In den letzten Jahren habe ich immer wieder dieselben SEO-Mythen bezüglich mod_rewrite auf Apache- oder Unix-Servern vernommen. Dieser Mythos scheint aus dem “Nichts” geboren zu sein und kreist seit dem rege in der Szene von Webmastern und SEOs.
Das mod_rewrite “Märchen” ist vor allem an Blogger gerichtet und erzählt diesen, dass deren Blog niemals richtig optimiert wäre, wenn man nicht das Feature mod_rewrite benutzen würde. Auch sagen einige meiner SEO-Freunde, dass es keinen anderen Weg gibt dynamische Seiten suchmaschinenfreundlich zu gestalten bzw. zu deren besseren Verbreitung beizutragen.

Nunja, ich sehe das etwas anders und werde evtl. auch hierfür etwas kritischer beäugt, aber ich vermute auch einmal, dass die vielen SEOs die den mod_rewrite Mythos verbreiten, nicht wirklich die Referenz- bzw. Fachbücher zu diesem Thema gelesen haben, was meint ihr? Zu aller erst einmal ist natürlich nichts verwerfliches daran seinen Blog auf einem Unix-System zu installieren, besonders wenn man kostenlose oder eigen kreierte templates verwendet. Wenn ein Webseitenbesucher an denWebserver einen “Request” sendet, wird Apache diesen Besucher mit einem eher bizarr anmutenden URL-String versorgen, der in etwa so aussehen könnte: deinewebseite.de?p=32.

Der Mythos mod_rewrite

Dies ist einfach die Art und Weise mit welcher der Webserver die einzelnen URLs “rendert” (kreiiert) und es ist nichts daran falsch oder schlecht. Mod_rewrite ist rudimentär betrachtet ein Apachemodul, welches solch dynamisch kreierte, bizarr anmutende URLs umbennen und in “lesbare Adressen” verwandeln kann. Also anstatt die Beispielendung ?p=32 wird mit mod_rewrite folgende “Seite” erstellt: morning.html, sofern man dies möchte.
Verwendet man jedoch die original gerenderte URL, also in diesem Falle ?p=32, so hätte dies keinerlei Auswirkungen auf die SERPS bei Google und Co. Meinen Erfahrungen zu folge, die ich anhand einiger Webprojekte machen durfte, kümmern sich die namhaften Suchmaschinen nicht darum, wie man seine URLs rendert bzw. generiert.
Natürlich ist mod_rewrite ein sehr mächtige Werkzeug und kann auch dementsprechend eingesetzt werden, aber ein SEO-Allheilmittel ist es keineswegs und auch die erhofften positiven SEO Effekte sind nicht so groß, wie es einem der Mythos verspricht. Mod_rewrite hat zudem natürlich auch ein paar Nachteile. An dieser Stelle sei nur mal einer dieser Nachteile aufgezeigt. Wenn euer Blog von mehreren Besuchern gleichzeitig aufgerufen wird, so muss dass Apachemodul auch mehrmals die URL neu “rendern”. Dies kann unter Umständen euren Webserver, je nach Besucheransturm, enorm verlangsamen und somit euren Webtraffic beeinflussen.
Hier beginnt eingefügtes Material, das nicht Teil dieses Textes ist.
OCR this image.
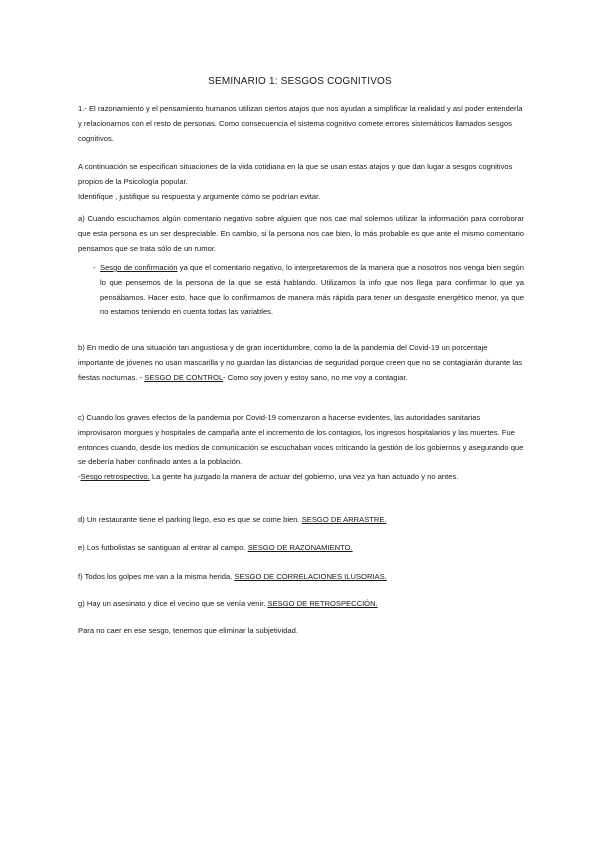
SEMINARIO 1: SESGOS COGNITIVOS

1.- El razonamiento y el pensamiento humanos utilizan ciertos atajos que nos ayudan a simplificar la realidad y así poder entenderla y relacionarnos con el resto de personas. Como consecuencia el sistema cognitivo comete errores sistemáticos llamados sesgos cognitivos.

A continuación se especifican situaciones de la vida cotidiana en la que se usan estas atajos y que dan lugar a sesgos cognitivos propios de la Psicología popular.
Identifique , justifique su respuesta y argumente cómo se podrían evitar.

a) Cuando escuchamos algún comentario negativo sobre alguien que nos cae mal solemos utilizar la información para corroborar que esta persona es un ser despreciable. En cambio, si la persona nos cae bien, lo más probable es que ante el mismo comentario pensamos que se trata sólo de un rumor.

- Sesgo de confirmación ya que el comentario negativo, lo interpretaremos de la manera que a nosotros nos venga bien según lo que pensemos de la persona de la que se está hablando. Utilizamos la info que nos llega para confirmar lo que ya pensábamos. Hacer esto, hace que lo confirmamos de manera más rápida para tener un desgaste energético menor, ya que no estamos teniendo en cuenta todas las variables.

b) En medio de una situación tan angustiosa y de gran incertidumbre, como la de la pandemia del Covid-19 un porcentaje importante de jóvenes no usan mascarilla y no guardan las distancias de seguridad porque creen que no se contagiarán durante las fiestas nocturnas. - SESGO DE CONTROL- Como soy joven y estoy sano, no me voy a contagiar.

c) Cuando los graves efectos de la pandemia por Covid-19 comenzaron a hacerse evidentes, las autoridades sanitarias improvisaron morgues y hospitales de campaña ante el incremento de los contagios, los ingresos hospitalarios y las muertes. Fue entonces cuando, desde los medios de comunicación se escuchaban voces criticando la gestión de los gobiernos y asegurando que se debería haber confinado antes a la población.
-Sesgo retrospectivo. La gente ha juzgado la manera de actuar del gobierno, una vez ya han actuado y no antes.

d) Un restaurante tiene el parking llego, eso es que se come bien. SESGO DE ARRASTRE.

e) Los futbolistas se santiguan al entrar al campo. SESGO DE RAZONAMIENTO.

f) Todos los golpes me van a la misma herida. SESGO DE CORRELACIONES ILUSORIAS.

g) Hay un asesinato y dice el vecino que se venía venir. SESGO DE RETROSPECCIÓN.

Para no caer en ese sesgo, tenemos que eliminar la subjetividad.
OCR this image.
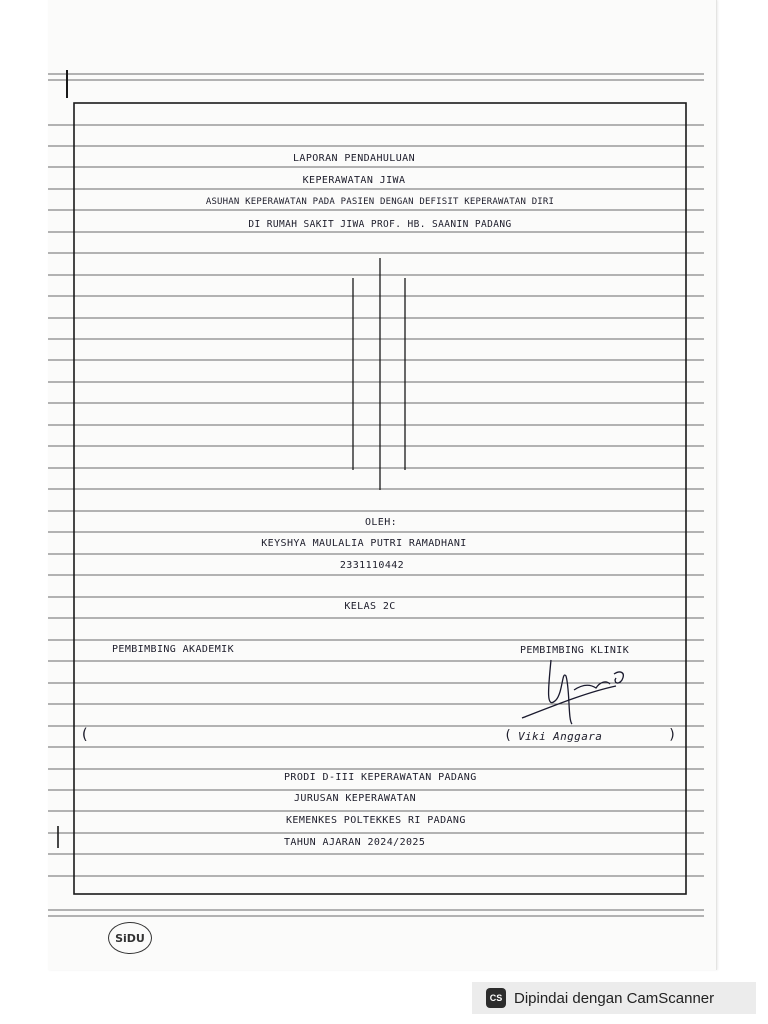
LAPORAN PENDAHULUAN
KEPERAWATAN JIWA
ASUHAN KEPERAWATAN PADA PASIEN DENGAN DEFISIT KEPERAWATAN DIRI
DI RUMAH SAKIT JIWA PROF. HB. SAANIN PADANG
OLEH:
KEYSHYA MAULALIA PUTRI RAMADHANI
2331110442
KELAS 2C
PEMBIMBING AKADEMIK	PEMBIMBING KLINIK
(	( Viki Anggara	)
PRODI D-III KEPERAWATAN PADANG
JURUSAN KEPERAWATAN
KEMENKES POLTEKKES RI PADANG
TAHUN AJARAN 2024/2025
SiDU
CS Dipindai dengan CamScanner
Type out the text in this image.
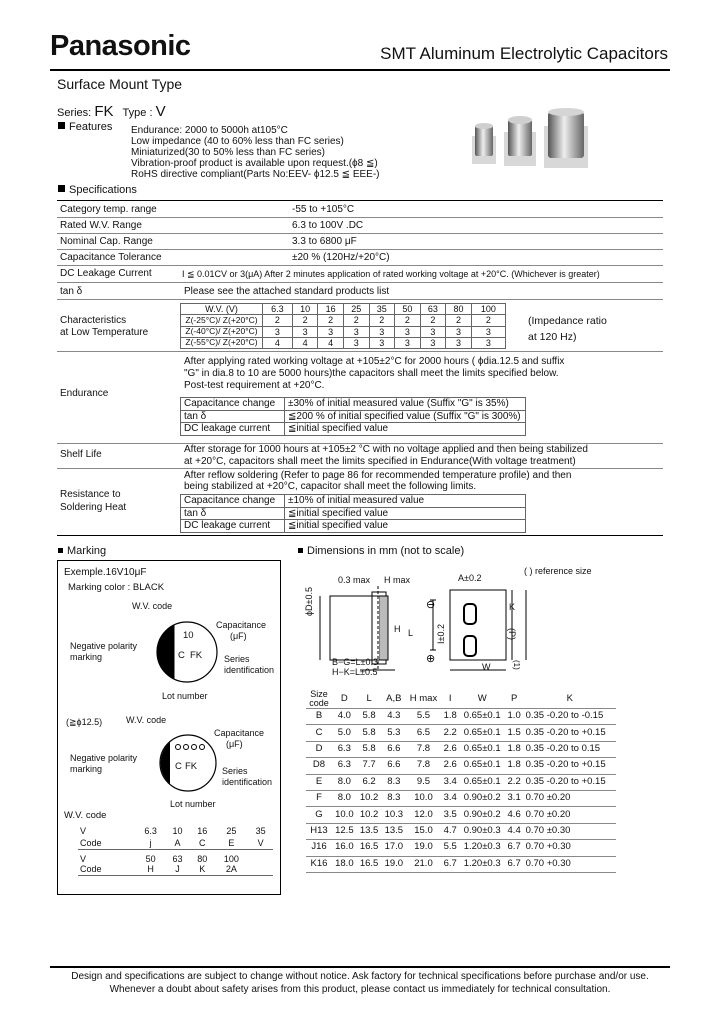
Panasonic	SMT Aluminum Electrolytic Capacitors
Surface Mount Type
Series: FK Type : V
Features Endurance: 2000 to 5000h at105°C
Low impedance (40 to 60% less than FC series)
Miniaturized(30 to 50% less than FC series)
Vibration-proof product is available upon request.(ϕ8 ≦)
RoHS directive compliant(Parts No:EEV- ϕ12.5 ≦ EEE-)
Specifications
Category temp. range	-55 to +105°C
Rated W.V. Range	6.3 to 100V .DC
Nominal Cap. Range	3.3 to 6800 μF
Capacitance Tolerance	±20 % (120Hz/+20°C)
DC Leakage Current	I ≦ 0.01CV or 3(μA) After 2 minutes application of rated working voltage at +20°C. (Whichever is greater)
tan δ	Please see the attached standard products list
Characteristics
at Low Temperature
W.V. (V)	6.3	10	16	25	35	50	63	80	100
Z(-25°C)/ Z(+20°C)	2	2	2	2	2	2	2	2	2
Z(-40°C)/ Z(+20°C)	3	3	3	3	3	3	3	3	3
Z(-55°C)/ Z(+20°C)	4	4	4	3	3	3	3	3	3
(Impedance ratio
at 120 Hz)
Endurance
After applying rated working voltage at +105±2°C for 2000 hours ( ϕdia.12.5 and suffix
"G" in dia.8 to 10 are 5000 hours)the capacitors shall meet the limits specified below.
Post-test requirement at +20°C.
Capacitance change	±30% of initial measured value (Suffix "G" is 35%)
tan δ	≦200 % of initial specified value (Suffix "G" is 300%)
DC leakage current	≦initial specified value
Shelf Life	After storage for 1000 hours at +105±2 °C with no voltage applied and then being stabilized
at +20°C, capacitors shall meet the limits specified in Endurance(With voltage treatment)
Resistance to
Soldering Heat
After reflow soldering (Refer to page 86 for recommended temperature profile) and then
being stabilized at +20°C, capacitor shall meet the following limits.
Capacitance change	±10% of initial measured value
tan δ	≦initial specified value
DC leakage current	≦initial specified value
Marking
Exemple.16V10μF
Marking color : BLACK
W.V. code
Capacitance
(μF)
Negative polarity
marking	Series
identification
10
C FK
Lot number
(≧ϕ12.5)	W.V. code
Capacitance
(μF)
Negative polarity
marking	Series
identification
C FK
Lot number
W.V. code
V	6.3	10	16	25	35
Code	j	A	C	E	V
V	50	63	80	100	
Code	H	J	K	2A	
Dimensions in mm (not to scale)
( ) reference size
⊖
⊕
0.3 max H max	A±0.2
ϕD±0.5
H L	I±0.2
B−G=L±0.3
H−K=L±0.5
K
(P)
W	(1)
Size code	D	L	A,B	H max	I	W	P	K
B	4.0	5.8	4.3	5.5	1.8	0.65±0.1	1.0	0.35 -0.20 to -0.15
C	5.0	5.8	5.3	6.5	2.2	0.65±0.1	1.5	0.35 -0.20 to +0.15
D	6.3	5.8	6.6	7.8	2.6	0.65±0.1	1.8	0.35 -0.20 to 0.15
D8	6.3	7.7	6.6	7.8	2.6	0.65±0.1	1.8	0.35 -0.20 to +0.15
E	8.0	6.2	8.3	9.5	3.4	0.65±0.1	2.2	0.35 -0.20 to +0.15
F	8.0	10.2	8.3	10.0	3.4	0.90±0.2	3.1	0.70 ±0.20
G	10.0	10.2	10.3	12.0	3.5	0.90±0.2	4.6	0.70 ±0.20
H13	12.5	13.5	13.5	15.0	4.7	0.90±0.3	4.4	0.70 ±0.30
J16	16.0	16.5	17.0	19.0	5.5	1.20±0.3	6.7	0.70 +0.30
K16	18.0	16.5	19.0	21.0	6.7	1.20±0.3	6.7	0.70 +0.30
Design and specifications are subject to change without notice. Ask factory for technical specifications before purchase and/or use.
Whenever a doubt about safety arises from this product, please contact us immediately for technical consultation.
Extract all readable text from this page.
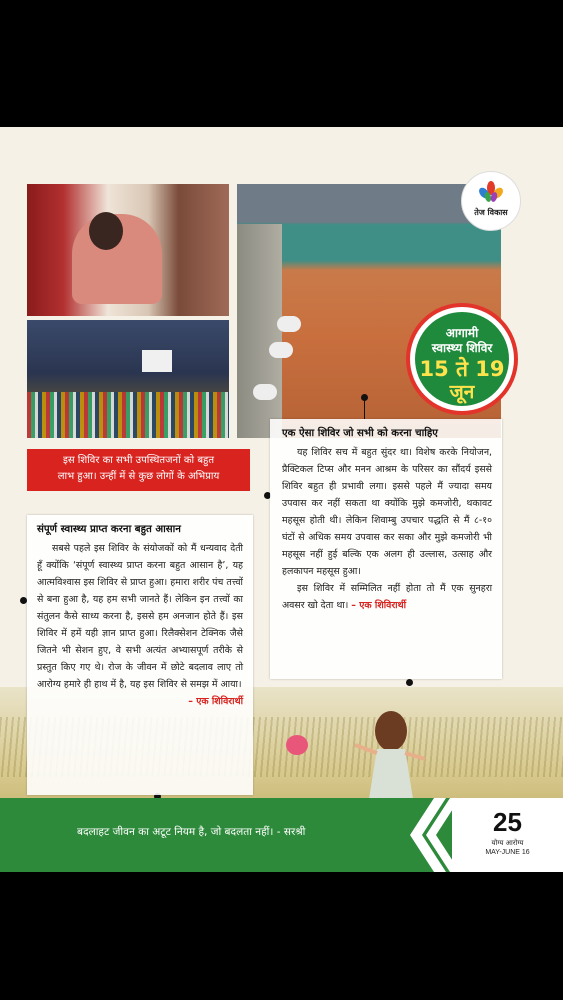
तेज विकास
आगामी
स्वास्थ्य शिविर
15 ते 19
जून
इस शिविर का सभी उपस्थितजनों को बहुत
लाभ हुआ। उन्हीं में से कुछ लोगों के अभिप्राय
एक ऐसा शिविर जो सभी को करना चाहिए

यह शिविर सच में बहुत सुंदर था। विशेष करके नियोजन, प्रैक्टिकल टिप्स और मनन आश्रम के परिसर का सौंदर्य इससे शिविर बहुत ही प्रभावी लगा। इससे पहले मैं ज्यादा समय उपवास कर नहीं सकता था क्योंकि मुझे कमजोरी, थकावट महसूस होती थी। लेकिन शिवाम्बु उपचार पद्धति से मैं ८-१० घंटों से अधिक समय उपवास कर सका और मुझे कमजोरी भी महसूस नहीं हुई बल्कि एक अलग ही उल्लास, उत्साह और हलकापन महसूस हुआ।

इस शिविर में सम्मिलित नहीं होता तो मैं एक सुनहरा अवसर खो देता था। – एक शिविरार्थी

संपूर्ण स्वास्थ्य प्राप्त करना बहुत आसान

सबसे पहले इस शिविर के संयोजकों को मैं धन्यवाद देती हूँ क्योंकि ‘संपूर्ण स्वास्थ्य प्राप्त करना बहुत आसान है’, यह आत्मविश्वास इस शिविर से प्राप्त हुआ। हमारा शरीर पंच तत्त्वों से बना हुआ है, यह हम सभी जानते हैं। लेकिन इन तत्त्वों का संतुलन कैसे साध्य करना है, इससे हम अनजान होते हैं। इस शिविर में हमें यही ज्ञान प्राप्त हुआ। रिलैक्सेशन टेक्निक जैसे जितने भी सेशन हुए, वे सभी अत्यंत अभ्यासपूर्ण तरीके से प्रस्तुत किए गए थे। रोज के जीवन में छोटे बदलाव लाए तो आरोग्य हमारे ही हाथ में है, यह इस शिविर से समझ में आया।

– एक शिविरार्थी
बदलाहट जीवन का अटूट नियम है, जो बदलता नहीं। - सरश्री	25
योग्य आरोग्य
MAY-JUNE 16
Es steht selbstverständlich jedem frei sich dem Modul mod_rewrite zu bedienen, auch ich rendere damit meine URLs, aber man sollte sich schon der Sache bewusst sein, dass es nicht DAS SEO-Zaubertool ist. Vielmehr ist es ein mächtiges Apache-Gimmick, welches man einsetzen kann, aber keinesfalls muss. Entscheidet selbst wie eure “Seiten” aussehen sollen. Google ist es jedenfalls egal.